Personal information
- Full name: Atsuko Tanaka
- Born: January 25, 1992 (age 34) Calgary, Alberta

Sport
- Sport: Skiing
- Club: Altius Nordic Ski Club

World Cup career
- Seasons: 2011–
- Indiv. wins: 0

Medal record
FIS Nordic Junior World Ski Championships
| Silver medal – second place | 2006 Kranj | Individual NH |

= Atsuko Tanaka (ski jumper) =

Canadian ski jumper (born 1992)

Atsuko Tanaka (田中温子, Tanaka Atsuko) (born January 25, 1992) is a Canadian Olympic ski jumper from Calgary, Alberta. Tanaka first started ski jumping when she was ten, later competing internationally in 2004, at the age of 12. In October 2005, when she was 13, Tanaka won gold in a Continental Cup event.
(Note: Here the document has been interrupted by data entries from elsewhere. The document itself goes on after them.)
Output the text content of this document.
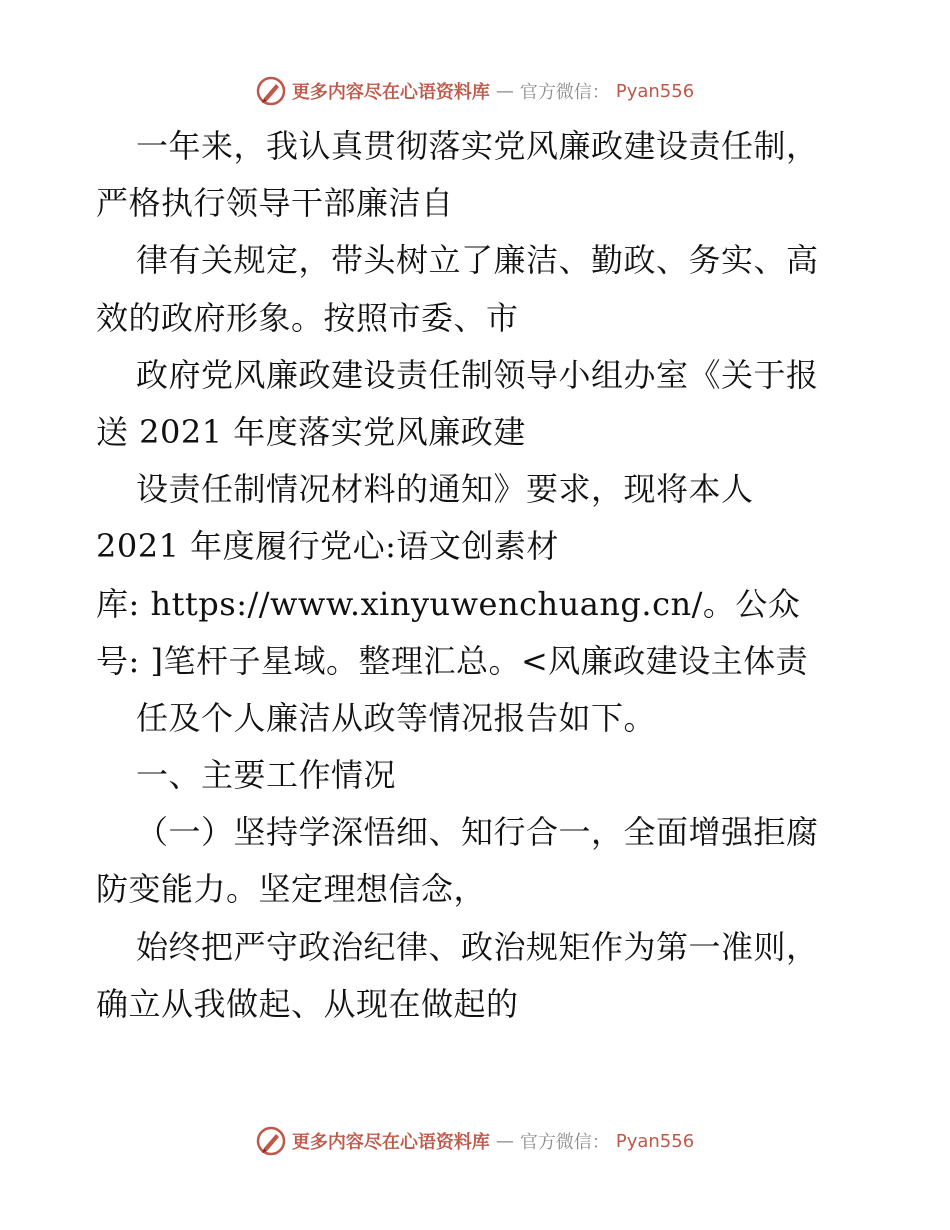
更多内容尽在心语资料库 — 官方微信： Pyan556
一年来，我认真贯彻落实党风廉政建设责任制，
严格执行领导干部廉洁自
律有关规定，带头树立了廉洁、勤政、务实、高
效的政府形象。按照市委、市
政府党风廉政建设责任制领导小组办室《关于报
送 2021 年度落实党风廉政建
设责任制情况材料的通知》要求，现将本人
2021 年度履行党心:语文创素材
库: https://www.xinyuwenchuang.cn/。公众
号: ]笔杆子星域。整理汇总。<风廉政建设主体责
任及个人廉洁从政等情况报告如下。
一、主要工作情况
（一）坚持学深悟细、知行合一，全面增强拒腐
防变能力。坚定理想信念，
始终把严守政治纪律、政治规矩作为第一准则，
确立从我做起、从现在做起的
更多内容尽在心语资料库 — 官方微信： Pyan556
At the 2006 World Junior Championships, Tanaka placed second, winning silver. In 2008, she got her second Continental Cup victory. Tanaka's career-best happened in 2014 at the Sapporo World Cup, where she placed 4th. In the 2014 Sochi Winter Olympics, Tanaka placed 12th, which was Canada's best Ladies result until 2022, where a mixed team won bronze. Tanaka moved on from competing in 2018, after recovering from two ACL tears in her left knee, as well as a concussion she got from a car accident.